Wockhardt argues that Lilly's production is “not usable” because it lacks date, OCR, and custodian information. [Docket No. 211 at 14.] Wockhardt believes that of the 257,408 documents produced by Lilly, 60,000 (23%) lack date information, 50,000 (19%) lack custodian information, and 3,000 (1%) lack OCR. [Docket No. 211 at 4, 13.] Lilly disagrees with Wockhardt's numbers and believes that about 30,000 lack date information, 200 lack custodian information, and 3,000 lack OCR. [Docket No. 232 at 12–13.] Wockhardt suggests that the discrepancy in dated documents may be because Lilly did not add date metadata where the date was stated on the face of the documents. [Docket No. 242 at 14.] Wockhardt requests that Lilly revise its production to add date metadata where the date is stated on the face of documents, and Wockhardt wants Lilly to provide it with disks containing the missing custodian information. [Id.
*5 The parties agreed to produce date, custodian, and OCR metadata “to the extent and in the form such information exists.” [Docket No. 233, Exs. 6–7.] Lilly has produced date information to the extent and in the form that it currently exists. The Court will not require Lilly to revise its production to add metadata that does not already exist. However, Lilly shall provide custodian information to Wockhardt for the approximately 49,800 documents that Wockhardt believes lack custodian information. As far as OCR information, Lilly asserts that it has produced everything available [Docket No. 232 at 13], and it is not unreasonable that 1% of Lilly's production—presumably handwritten documents—would lack OCR information. The Court therefore denies Wockhardt's motion to compel additional OCR information. Lilly must supplement its metadata production within fourteen days of this order.
4. Extension of time
Finally, the Court grants in part Wockhardt's request for extension of the liability discovery deadline. The Court previously extended the deadline from May 31, 2010, to June 30, 2010, and noted that it would revisit this deadline after ruling on the pending motions. Given the time taken to brief and resolve the pending motions, further extension of the fact discovery deadline is reasonable. The Court therefore extends the liability discovery deadline to August 31, 2010.

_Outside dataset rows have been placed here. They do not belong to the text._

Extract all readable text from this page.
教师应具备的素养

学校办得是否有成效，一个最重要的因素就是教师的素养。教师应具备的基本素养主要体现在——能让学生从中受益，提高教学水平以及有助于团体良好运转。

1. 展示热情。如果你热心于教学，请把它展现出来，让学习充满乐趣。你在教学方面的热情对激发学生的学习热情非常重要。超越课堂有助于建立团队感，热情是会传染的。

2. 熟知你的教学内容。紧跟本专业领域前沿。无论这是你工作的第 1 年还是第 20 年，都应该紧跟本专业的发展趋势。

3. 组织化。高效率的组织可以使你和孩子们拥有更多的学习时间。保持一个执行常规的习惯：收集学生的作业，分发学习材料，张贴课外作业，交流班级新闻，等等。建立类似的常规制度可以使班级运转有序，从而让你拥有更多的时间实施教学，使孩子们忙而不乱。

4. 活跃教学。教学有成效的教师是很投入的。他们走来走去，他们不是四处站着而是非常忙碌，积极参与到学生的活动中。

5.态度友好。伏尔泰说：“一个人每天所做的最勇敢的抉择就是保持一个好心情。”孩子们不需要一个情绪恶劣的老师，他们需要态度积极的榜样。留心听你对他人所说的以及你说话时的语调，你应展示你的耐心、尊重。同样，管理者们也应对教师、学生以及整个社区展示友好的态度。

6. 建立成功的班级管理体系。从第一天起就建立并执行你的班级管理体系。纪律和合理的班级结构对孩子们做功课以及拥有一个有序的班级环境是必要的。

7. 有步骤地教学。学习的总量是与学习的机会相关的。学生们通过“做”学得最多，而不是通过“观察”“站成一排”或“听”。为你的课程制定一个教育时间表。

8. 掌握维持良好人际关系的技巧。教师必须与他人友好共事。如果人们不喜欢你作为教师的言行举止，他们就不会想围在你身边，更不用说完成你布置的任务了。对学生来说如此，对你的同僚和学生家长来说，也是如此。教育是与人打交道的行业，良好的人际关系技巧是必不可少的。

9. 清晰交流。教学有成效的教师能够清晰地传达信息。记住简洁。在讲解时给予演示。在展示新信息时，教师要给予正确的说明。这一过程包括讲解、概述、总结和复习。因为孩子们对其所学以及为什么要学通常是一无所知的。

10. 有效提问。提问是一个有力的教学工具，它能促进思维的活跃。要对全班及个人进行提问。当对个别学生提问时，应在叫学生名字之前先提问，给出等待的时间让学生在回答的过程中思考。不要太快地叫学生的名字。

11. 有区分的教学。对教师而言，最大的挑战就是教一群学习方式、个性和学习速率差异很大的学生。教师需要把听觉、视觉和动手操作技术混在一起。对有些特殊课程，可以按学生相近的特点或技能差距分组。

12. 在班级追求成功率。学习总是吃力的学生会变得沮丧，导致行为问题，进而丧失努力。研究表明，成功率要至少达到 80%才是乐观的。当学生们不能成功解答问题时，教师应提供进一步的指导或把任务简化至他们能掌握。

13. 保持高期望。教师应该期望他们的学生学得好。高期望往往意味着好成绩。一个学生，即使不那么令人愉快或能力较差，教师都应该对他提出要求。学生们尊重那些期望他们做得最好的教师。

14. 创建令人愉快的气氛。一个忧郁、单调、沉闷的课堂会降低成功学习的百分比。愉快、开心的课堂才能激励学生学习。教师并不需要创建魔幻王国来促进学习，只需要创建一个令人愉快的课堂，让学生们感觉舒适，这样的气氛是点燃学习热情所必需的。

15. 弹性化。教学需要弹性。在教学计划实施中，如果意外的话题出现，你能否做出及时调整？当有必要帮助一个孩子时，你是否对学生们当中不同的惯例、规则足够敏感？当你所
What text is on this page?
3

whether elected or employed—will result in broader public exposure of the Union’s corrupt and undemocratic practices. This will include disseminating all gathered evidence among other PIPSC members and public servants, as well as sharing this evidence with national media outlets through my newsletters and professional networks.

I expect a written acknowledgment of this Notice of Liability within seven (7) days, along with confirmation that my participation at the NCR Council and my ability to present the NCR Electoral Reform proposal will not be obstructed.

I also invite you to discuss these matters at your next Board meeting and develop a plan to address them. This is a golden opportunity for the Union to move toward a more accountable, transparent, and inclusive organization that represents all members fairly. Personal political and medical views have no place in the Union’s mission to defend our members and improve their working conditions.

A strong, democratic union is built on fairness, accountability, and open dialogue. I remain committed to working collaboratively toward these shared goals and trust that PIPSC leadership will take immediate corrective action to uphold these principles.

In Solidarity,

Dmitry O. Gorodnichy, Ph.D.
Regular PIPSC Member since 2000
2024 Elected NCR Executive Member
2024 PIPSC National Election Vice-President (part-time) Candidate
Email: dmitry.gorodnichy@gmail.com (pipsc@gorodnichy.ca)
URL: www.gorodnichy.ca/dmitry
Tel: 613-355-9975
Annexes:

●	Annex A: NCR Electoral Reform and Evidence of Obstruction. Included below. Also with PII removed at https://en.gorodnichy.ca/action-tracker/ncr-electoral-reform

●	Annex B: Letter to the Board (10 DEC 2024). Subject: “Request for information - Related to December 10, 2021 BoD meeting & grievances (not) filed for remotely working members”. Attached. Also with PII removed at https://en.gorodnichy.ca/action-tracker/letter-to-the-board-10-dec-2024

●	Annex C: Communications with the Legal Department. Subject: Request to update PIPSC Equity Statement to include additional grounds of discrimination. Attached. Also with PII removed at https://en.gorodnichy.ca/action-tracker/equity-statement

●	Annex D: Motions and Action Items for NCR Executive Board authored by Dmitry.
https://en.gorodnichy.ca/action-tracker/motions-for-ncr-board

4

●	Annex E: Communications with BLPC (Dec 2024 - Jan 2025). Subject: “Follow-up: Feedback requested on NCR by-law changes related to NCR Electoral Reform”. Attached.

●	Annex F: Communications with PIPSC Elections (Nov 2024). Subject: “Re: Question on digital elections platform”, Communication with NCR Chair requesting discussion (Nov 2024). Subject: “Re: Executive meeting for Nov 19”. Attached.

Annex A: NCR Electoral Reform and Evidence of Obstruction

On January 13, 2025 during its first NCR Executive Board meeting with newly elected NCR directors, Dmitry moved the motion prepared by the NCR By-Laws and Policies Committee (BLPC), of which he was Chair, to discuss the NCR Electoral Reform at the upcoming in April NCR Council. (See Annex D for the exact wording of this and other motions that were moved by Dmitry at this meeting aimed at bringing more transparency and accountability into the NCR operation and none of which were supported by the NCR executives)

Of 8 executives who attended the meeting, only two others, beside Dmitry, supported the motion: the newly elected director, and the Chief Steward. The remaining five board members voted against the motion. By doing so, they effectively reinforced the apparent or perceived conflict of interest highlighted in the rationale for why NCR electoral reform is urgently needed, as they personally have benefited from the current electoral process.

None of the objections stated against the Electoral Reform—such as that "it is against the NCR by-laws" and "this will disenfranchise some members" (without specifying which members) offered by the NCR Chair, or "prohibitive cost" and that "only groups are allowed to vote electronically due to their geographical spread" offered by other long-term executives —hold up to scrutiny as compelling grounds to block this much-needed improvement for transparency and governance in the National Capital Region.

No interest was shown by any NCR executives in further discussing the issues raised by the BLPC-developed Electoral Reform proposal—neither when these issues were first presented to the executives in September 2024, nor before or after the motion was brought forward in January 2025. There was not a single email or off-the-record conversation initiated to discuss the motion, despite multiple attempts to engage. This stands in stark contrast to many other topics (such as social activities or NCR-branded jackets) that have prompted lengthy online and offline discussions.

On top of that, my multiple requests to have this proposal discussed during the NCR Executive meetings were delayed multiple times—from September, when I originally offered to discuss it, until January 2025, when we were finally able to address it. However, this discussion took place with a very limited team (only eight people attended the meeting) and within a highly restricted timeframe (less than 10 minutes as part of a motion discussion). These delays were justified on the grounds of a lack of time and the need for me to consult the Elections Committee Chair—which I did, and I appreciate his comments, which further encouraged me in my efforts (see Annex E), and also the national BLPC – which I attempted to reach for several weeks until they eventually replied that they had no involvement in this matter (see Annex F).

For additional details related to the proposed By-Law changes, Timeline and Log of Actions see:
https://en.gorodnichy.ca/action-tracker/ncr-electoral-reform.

For these reasons, the Court grants Wockhardt's motion for leave to file an amended answer and counterclaims. [Docket No. 208.] Wockhardt's Second Amended Answer and Counterclaims [Docket No. 208, Ex. A] shall be deemed filed as of the date of this order.
*7 The Court grants in part Wockhardt's motion to compel. [Docket No. 210.] Within fourteen days, Lilly shall provide Wockhardt with an index to its production, supplement its date and custodian metadata, and provide Wockhardt with the specific categories of documents set out above. Additionally, the Court extends the liability discovery deadline until August 31, 2010.
Finally, the Court grants in part Wockhardt's supplemental motion to compel. [Docket No. 222.] Lilly shall respond to Wockhardt's requests for admission nos. 1–8 within seven days of this order.